Who’s who in the new legal world – some of the names you may have seen
AA Legal Services – currently an online legal document service powered by Epoq Legal, with Cogent Law (part of the Parabis Group) sitting behind it for further advice. Over-50s organisation Saga, which is owned by the same private equity business as the AA, has a similar offering.
Access Legal – the consumer brand of Shoosmiths.
Claims Direct – the once damaged personal injury (PI) brand resuscitated by Russell Jones & Walker. Now looking to branch out into other areas of work.

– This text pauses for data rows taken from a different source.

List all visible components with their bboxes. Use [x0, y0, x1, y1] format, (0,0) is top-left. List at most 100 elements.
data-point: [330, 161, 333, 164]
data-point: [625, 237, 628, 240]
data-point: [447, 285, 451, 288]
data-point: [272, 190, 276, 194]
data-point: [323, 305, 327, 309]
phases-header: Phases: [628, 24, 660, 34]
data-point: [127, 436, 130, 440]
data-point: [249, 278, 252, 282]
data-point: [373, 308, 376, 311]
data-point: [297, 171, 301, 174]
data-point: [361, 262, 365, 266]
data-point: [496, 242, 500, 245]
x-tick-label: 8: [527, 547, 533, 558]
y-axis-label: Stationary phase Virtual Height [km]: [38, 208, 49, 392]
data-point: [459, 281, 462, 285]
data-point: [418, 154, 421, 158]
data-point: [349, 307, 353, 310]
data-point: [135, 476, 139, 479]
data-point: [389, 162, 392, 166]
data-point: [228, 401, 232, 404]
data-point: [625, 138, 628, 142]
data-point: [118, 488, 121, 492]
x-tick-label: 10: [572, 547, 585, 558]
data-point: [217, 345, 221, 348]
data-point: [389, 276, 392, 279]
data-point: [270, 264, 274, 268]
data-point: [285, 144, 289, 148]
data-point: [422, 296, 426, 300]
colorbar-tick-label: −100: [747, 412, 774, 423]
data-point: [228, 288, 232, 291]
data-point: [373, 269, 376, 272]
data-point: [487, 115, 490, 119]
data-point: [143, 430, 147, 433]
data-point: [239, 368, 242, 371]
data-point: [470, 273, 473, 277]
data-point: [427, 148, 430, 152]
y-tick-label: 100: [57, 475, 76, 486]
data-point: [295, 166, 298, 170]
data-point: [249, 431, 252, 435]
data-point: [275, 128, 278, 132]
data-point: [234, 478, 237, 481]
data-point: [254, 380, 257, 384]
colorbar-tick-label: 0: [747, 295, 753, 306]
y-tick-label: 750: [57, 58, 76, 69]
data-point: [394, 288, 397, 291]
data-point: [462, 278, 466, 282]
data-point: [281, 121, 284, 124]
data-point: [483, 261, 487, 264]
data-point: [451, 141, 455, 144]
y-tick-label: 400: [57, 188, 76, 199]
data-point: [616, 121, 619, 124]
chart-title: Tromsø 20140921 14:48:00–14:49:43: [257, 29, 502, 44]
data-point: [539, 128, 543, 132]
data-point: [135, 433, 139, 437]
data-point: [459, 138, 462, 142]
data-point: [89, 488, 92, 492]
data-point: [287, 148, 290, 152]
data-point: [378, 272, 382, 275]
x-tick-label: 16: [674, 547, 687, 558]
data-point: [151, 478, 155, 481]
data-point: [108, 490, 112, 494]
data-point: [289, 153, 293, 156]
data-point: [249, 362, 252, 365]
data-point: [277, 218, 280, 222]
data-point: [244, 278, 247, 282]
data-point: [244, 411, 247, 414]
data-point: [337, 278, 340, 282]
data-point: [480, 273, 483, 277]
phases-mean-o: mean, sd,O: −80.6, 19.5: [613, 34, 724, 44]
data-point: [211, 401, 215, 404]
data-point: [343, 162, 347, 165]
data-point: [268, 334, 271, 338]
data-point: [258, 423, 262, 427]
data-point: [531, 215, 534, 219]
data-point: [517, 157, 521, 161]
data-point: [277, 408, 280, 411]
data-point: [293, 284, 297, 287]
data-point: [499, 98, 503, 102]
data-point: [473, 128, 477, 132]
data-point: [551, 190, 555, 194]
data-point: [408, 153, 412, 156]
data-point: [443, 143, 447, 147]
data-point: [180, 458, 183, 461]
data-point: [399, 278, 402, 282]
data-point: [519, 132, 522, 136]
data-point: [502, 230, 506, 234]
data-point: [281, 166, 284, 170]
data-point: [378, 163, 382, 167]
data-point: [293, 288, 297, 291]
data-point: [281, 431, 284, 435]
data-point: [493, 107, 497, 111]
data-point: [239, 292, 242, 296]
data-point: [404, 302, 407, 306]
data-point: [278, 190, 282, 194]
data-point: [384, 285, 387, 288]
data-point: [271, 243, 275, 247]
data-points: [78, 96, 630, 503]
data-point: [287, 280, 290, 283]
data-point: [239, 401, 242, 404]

Connect2Law – intra-lawyer referral and support service set up by Manchester firm Pannone in 2001 and now franchised out to 20 regional ’hub’ firms across the UK. Around 2,500 law firms are currently members. Pannone also has an affinity arm that offers a white-label legal service.
Co-operative Legal Services – the legal arm of the Co-op, set up in August 2006 and committed to becoming an ABS. Now has more than 400 staff and a turnover in excess of £25m. Offers PI, will writing, probate and estate administration, conveyancing and employment services, adding family to this list next year.
DAS – this leading legal expenses insurer has long been committed to becoming an ABS and has even named the firm, Bristol’s CW Law, that it will take over, bringing most of the legal work currently sent out to panel firms in-house.
Face2face Solicitors – another would-be national network and more recognisably an actual franchise, a ’law firm in a box’ for start-ups and breakaway groups. Launched its first branch in Shrewsbury recently.
HighStreetLawyer.com – a budding national branded law firm network developed by City solicitor Gary Yantin, which he describes as a “branchise”.
In-Deed – AIM-listed online conveyancing service, set up by Rightmove founder Harry Hill and fronted by Location, Location, Location presenter Phil Spencer, which refers clients to panel law firms.
Lawyers2You – the consumer brand of Birmingham law firm Blakemores, with stands in shopping centres and events across the Midlands. Set up nearly two years ago, it now delivers more than 6,000 leads a month. Blakemores wants to franchise out the concept and is trialling it with six firms. The aim is for a network of 150 independent law firms by 2014 as well as international expansion.
Legal365.com – a joint venture between Yorkshire law firm Last Cawthra Feather and Ajaz Ahmed, the founder of Freeserve, to launch city centre law shops where consumers will be able to receive immediate help. Will pilot in Leeds and if successful franchise it around the country.
QualitySolicitors – growing national network of law firms that have adopted the network’s branding and standards. Currently 110 firms in 220 locations, plus stands in large branches of WHSmith, and growing fast following private equity investment last month. Aim is to be in 1,000 locations by the end of next year.
Simplify the Law – a new franchise set up by former City solicitor Jonathan Brewer pitching to practices of between two and 20 partners with turnovers from both private client and commercial work of £2m-£10m.